Dwight passed me a big yellow pad and a pen. “We’re talking about evidence of sanity,” he resumed. “I’m starting, and we might as well go around the table like last time. First of all, there’s what the second psychiatrist said—that the kid was sick, but not crazy. That psychiatrist thought the kid definitely did know what he was doing.”

“Yeah,” Gary, the meter reader, said, “and then there’s the way he was so on target with that stick. Somebody nuts would be swinging wild, running around, panicking, saying he was Napoleon or …”

Roy nodded. “Yep. And he was able to lead a normal enough life—he kept a job for a while and paid rent. That kid knew enough to talk his old man into letting him goof off and
smoke pot at home for six months. He didn’t act very insane before that day.”

Jesusita seemed convinced that the drug use was responsible. “Even if he wasn’t doing it that day … I know people who do the drugs, then stop, but still there’s something wrong with their mind, you know?
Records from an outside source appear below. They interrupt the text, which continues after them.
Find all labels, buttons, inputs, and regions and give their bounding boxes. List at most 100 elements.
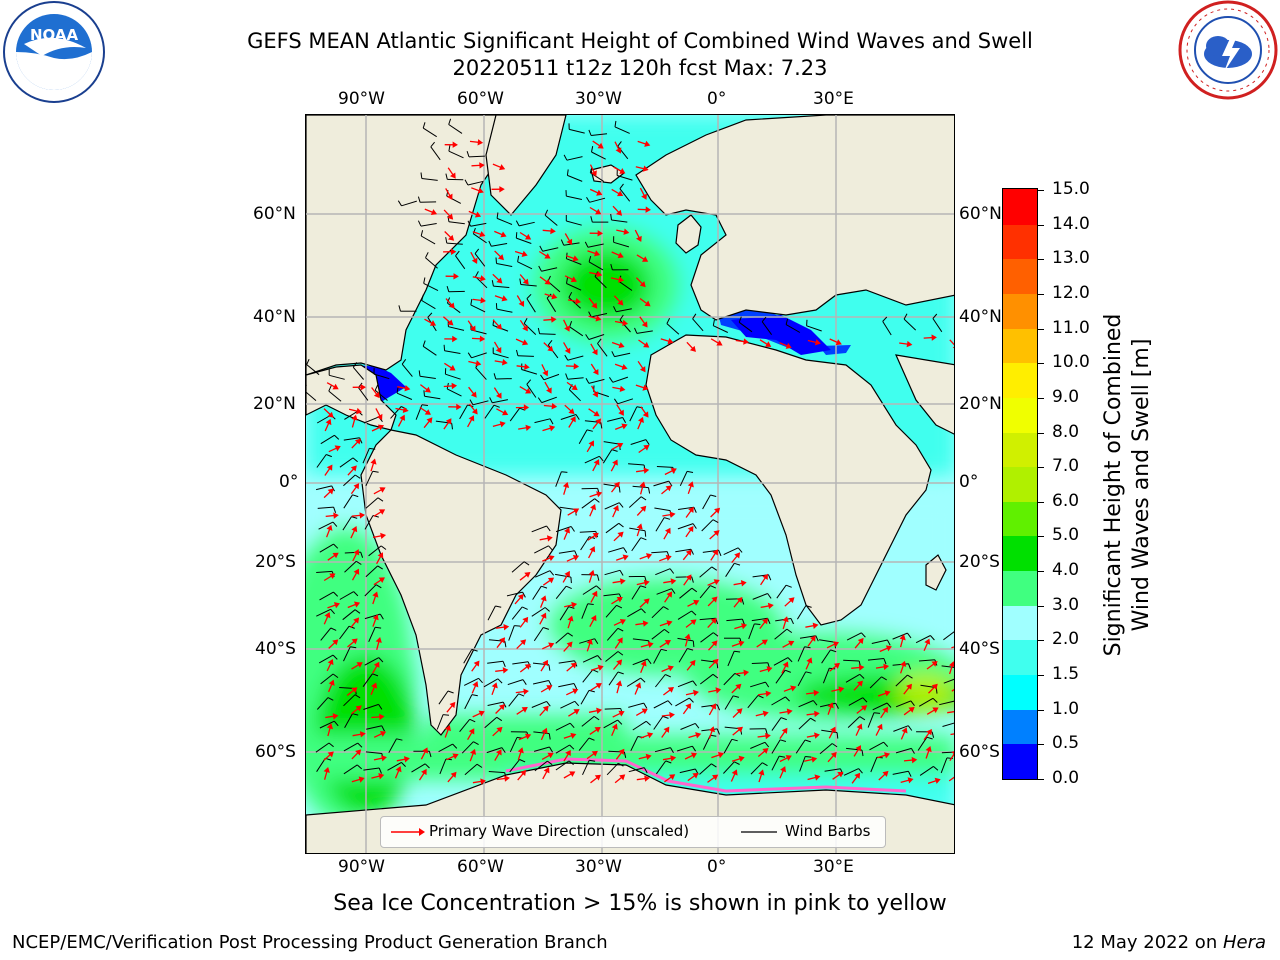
wind-barb-flag [537, 397, 543, 403]
wave-arrow-head [329, 573, 336, 580]
wind-barb-flag [830, 649, 837, 653]
wind-barb-flag [401, 762, 406, 767]
wave-arrow-head [521, 339, 529, 346]
nws-logo [1178, 0, 1278, 100]
footer-date-text: 12 May 2022 on [1071, 932, 1223, 953]
wave-arrow-head [565, 749, 571, 757]
colorbar-segment [1003, 743, 1037, 779]
wave-arrow-head [931, 661, 938, 667]
wave-arrow-head [595, 208, 602, 215]
wind-barb [532, 585, 542, 600]
wind-barb-flag [561, 471, 568, 473]
wind-barb [679, 768, 696, 774]
wind-barb [603, 441, 620, 445]
wind-barb [611, 219, 628, 223]
wind-barb-flag [600, 422, 603, 429]
wave-arrow-head [597, 664, 604, 671]
wind-barb [893, 725, 909, 732]
wave-arrow-head [908, 706, 915, 713]
wave-arrow-head [765, 341, 772, 347]
wave-arrow-head [501, 295, 508, 302]
wave-arrow-head [444, 725, 451, 732]
wind-barb-flag [585, 377, 590, 384]
wind-barb-flag [396, 738, 403, 741]
wave-arrow-head [689, 659, 696, 667]
wave-arrow-head [952, 346, 954, 349]
wind-barb [845, 673, 861, 683]
wave-arrow-head [379, 713, 385, 721]
wave-arrow-head [590, 614, 597, 622]
colorbar-tick-label: 6.0 [1052, 490, 1080, 511]
wave-arrow-head [327, 411, 334, 418]
wave-arrow-head [573, 709, 580, 715]
wind-barb [806, 325, 822, 332]
wind-barb [796, 605, 807, 620]
wind-barb-flag [932, 697, 938, 703]
wind-barb-flag [593, 715, 600, 721]
wind-barb [677, 637, 694, 642]
wave-arrow-head [546, 387, 552, 394]
wind-barb [723, 547, 739, 556]
wave-arrow-head [371, 682, 378, 689]
wind-barb [751, 662, 768, 664]
wind-barb-flag [634, 327, 638, 334]
wind-barb-flag [619, 183, 624, 189]
wave-arrow-head [640, 660, 647, 667]
wave-arrow-head [547, 752, 554, 759]
wind-barb [819, 702, 836, 708]
arabia [894, 354, 954, 435]
wind-barb [518, 221, 535, 227]
wave-arrow-head [378, 509, 386, 515]
wind-barb [679, 587, 693, 599]
wind-barb [566, 156, 583, 161]
wave-arrow-head [452, 141, 458, 148]
wave-arrow-head [355, 705, 362, 712]
wind-barb [727, 651, 735, 667]
wind-barb-flag [780, 739, 787, 742]
wind-barb [339, 457, 354, 468]
wind-barb-flag [886, 702, 892, 708]
wave-arrow-head [595, 683, 602, 689]
wave-arrow-head [567, 615, 574, 622]
wind-barb-flag [574, 550, 578, 557]
wind-barb [423, 282, 439, 292]
wind-barb [589, 197, 606, 203]
wave-arrow-head [715, 687, 722, 694]
wave-arrow-head [327, 488, 334, 495]
wave-arrow-head [832, 641, 840, 648]
wind-barb [461, 741, 474, 754]
wave-arrow-head [358, 776, 365, 783]
wind-barb-flag [668, 480, 673, 487]
wind-barb [488, 771, 505, 774]
wind-barb [699, 673, 714, 685]
wind-barb-flag [907, 725, 913, 731]
wind-barb [496, 308, 513, 313]
wind-barb-flag [931, 731, 935, 738]
wind-barb-flag [611, 351, 615, 357]
wind-barb [559, 506, 576, 510]
wind-barb-flag [352, 494, 359, 498]
wind-barb-flag [859, 673, 865, 679]
wave-arrow-head [617, 637, 623, 644]
wind-barb [568, 389, 581, 402]
wave-arrow-head [666, 591, 673, 598]
wave-arrow-head [619, 774, 626, 781]
wind-barb-flag [428, 751, 432, 758]
wind-barb [566, 195, 583, 200]
wind-barb-flag [670, 747, 674, 754]
wave-arrow-head [373, 391, 380, 399]
wave-arrow-head [524, 363, 530, 370]
wave-arrow-head [885, 645, 892, 652]
wind-barb [363, 416, 379, 424]
wind-barb [723, 739, 733, 754]
wave-arrow-head [447, 319, 454, 326]
wind-barb-flag [692, 313, 697, 320]
wind-barb-flag [762, 762, 768, 767]
footer-producer: NCEP/EMC/Verification Post Processing Pr… [12, 932, 608, 953]
wind-barb-flag [643, 767, 648, 774]
wind-barb [747, 695, 759, 709]
wind-barb-flag [427, 312, 433, 318]
wind-barb [895, 700, 912, 708]
wave-arrow-head [471, 257, 478, 264]
wind-barb [526, 384, 537, 398]
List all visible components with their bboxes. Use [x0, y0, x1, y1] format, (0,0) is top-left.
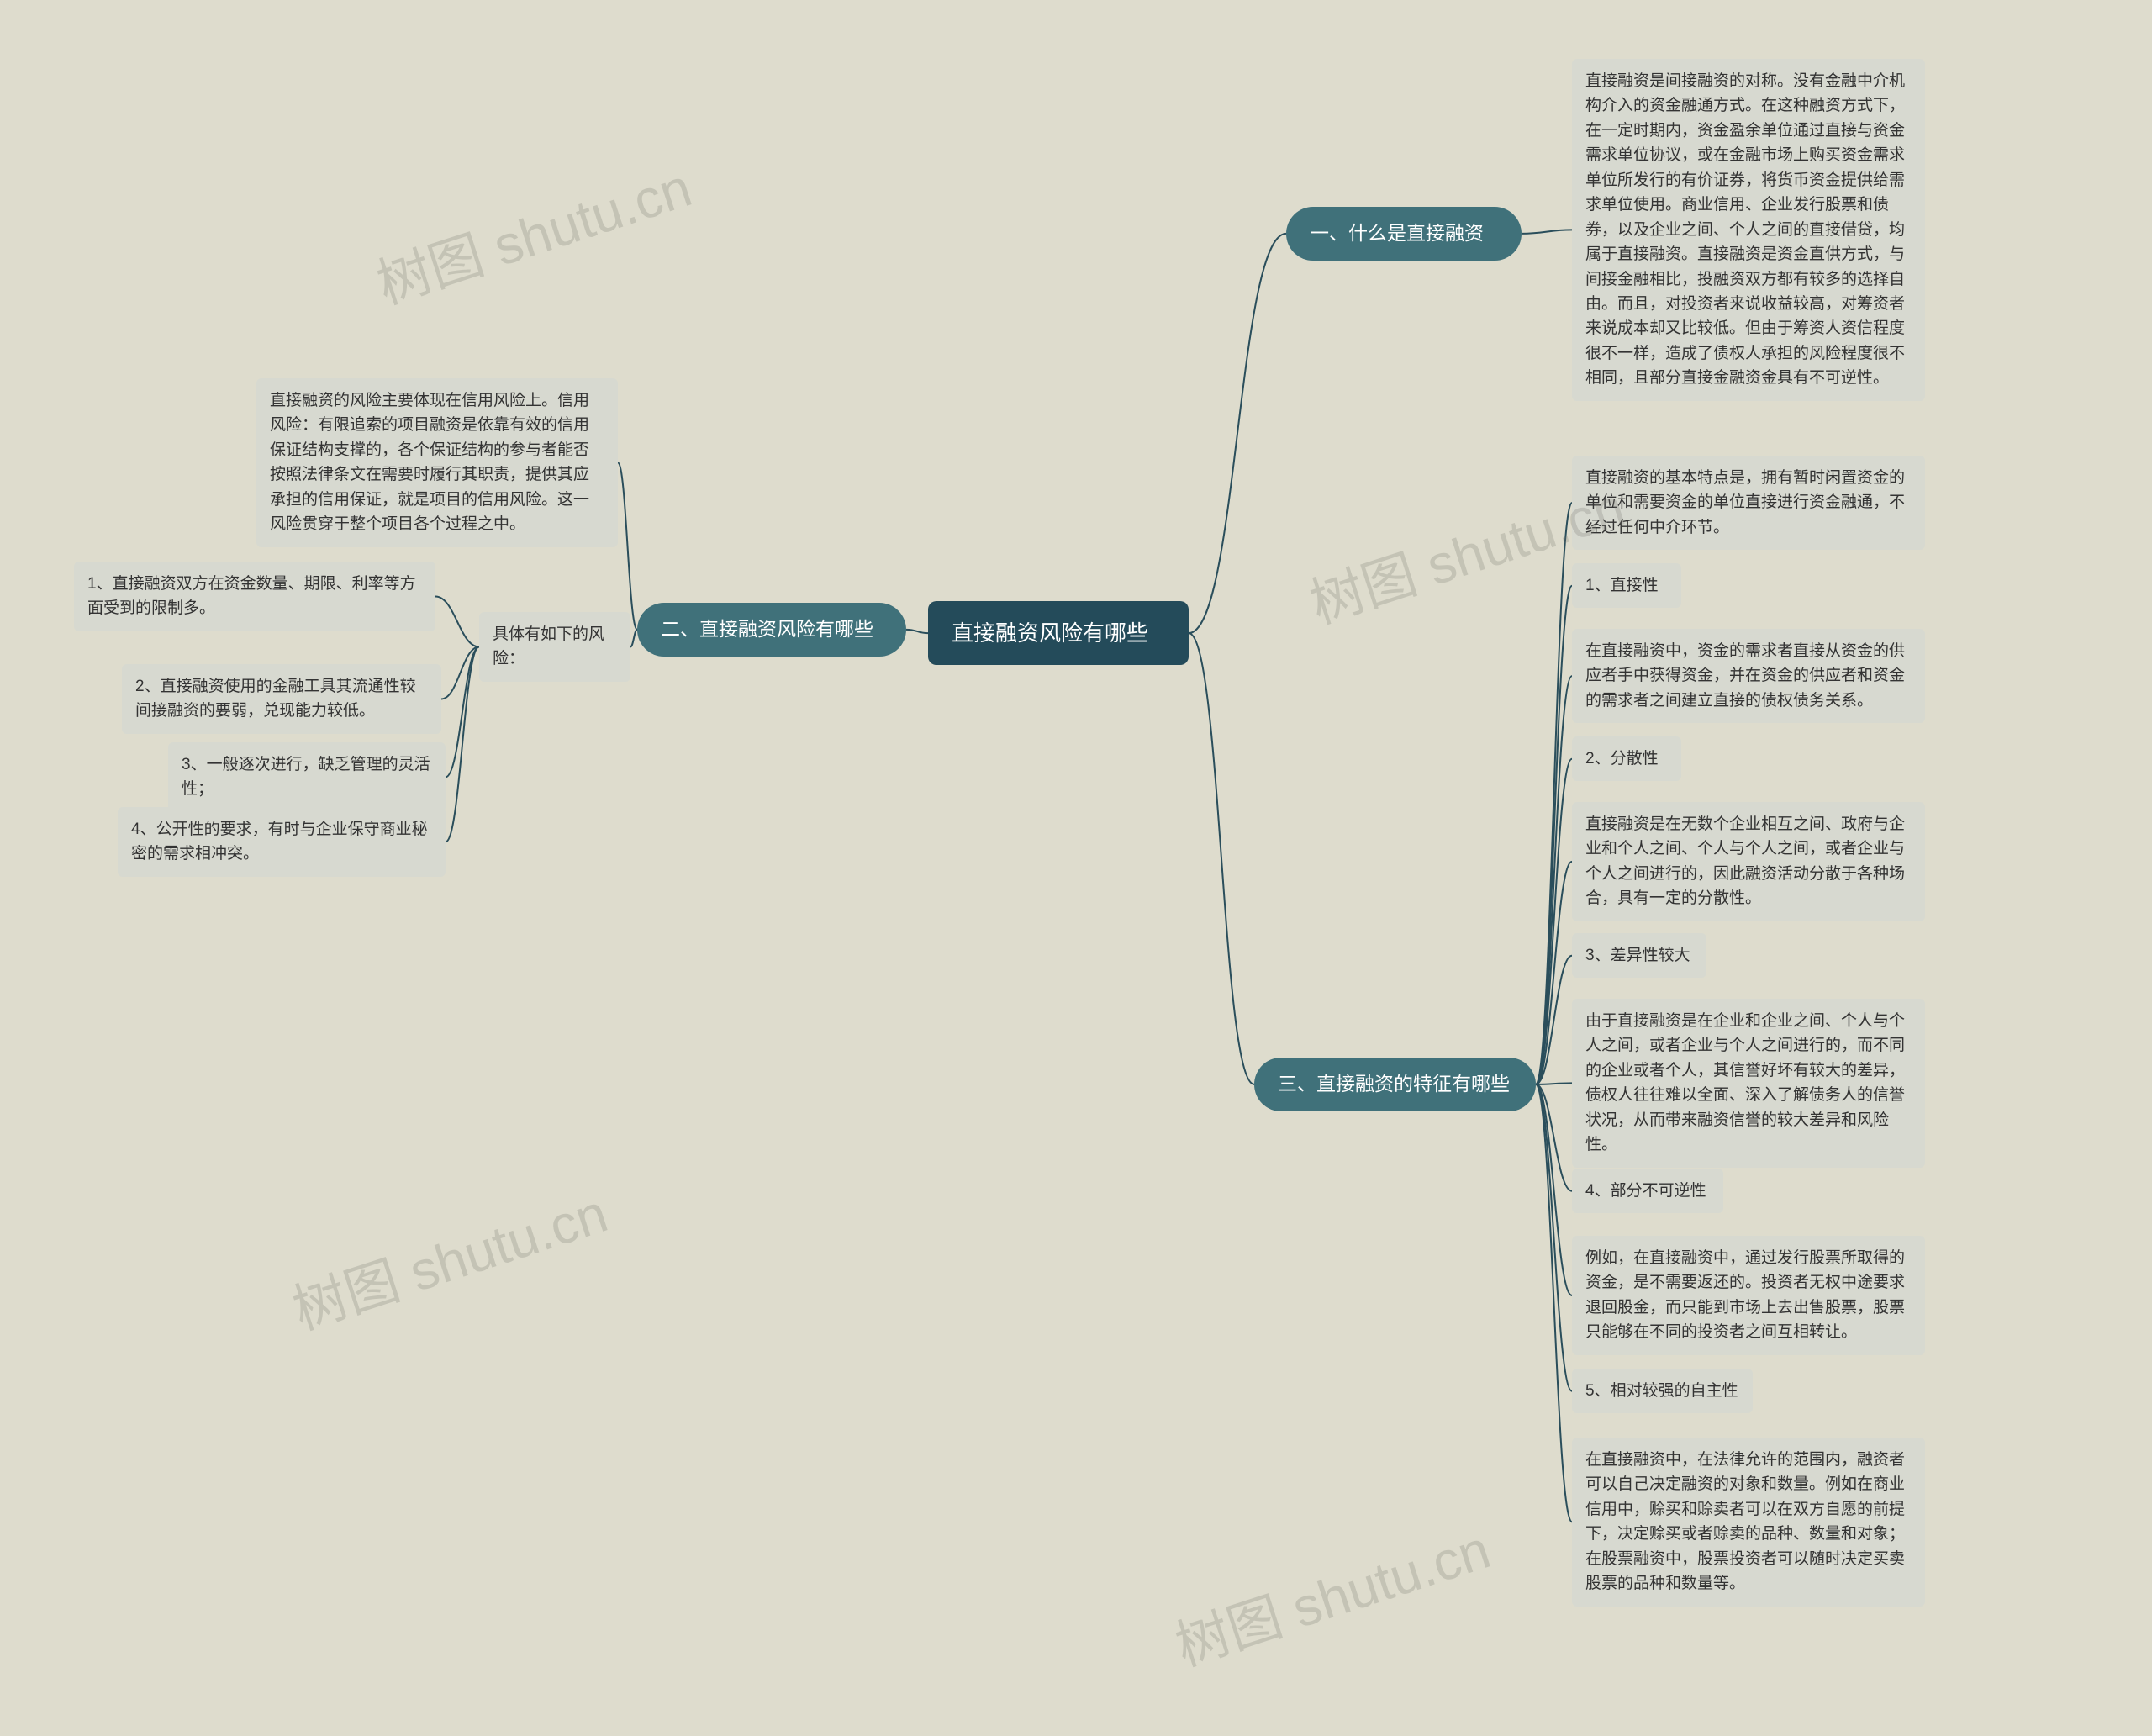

A lot of ’em were pretty calm people before they got into dope, but after, they can’t control their temper.”

“You know what else is going through my mind?” Roy asked. “It’s—if this guy really thinks he’s God, and he says he doesn’t care where he goes, then he might as well go to jail, right? Because—” he added, thumping on the table with a stubby forefinger, “if he’s guilty and he’s just faking that he’s crazy, then he’ll pay the price, but if he really is nuts, he won’t know the damn difference! He’ll be just as happy in jail. So guilty is the safest way to go, no matter what.”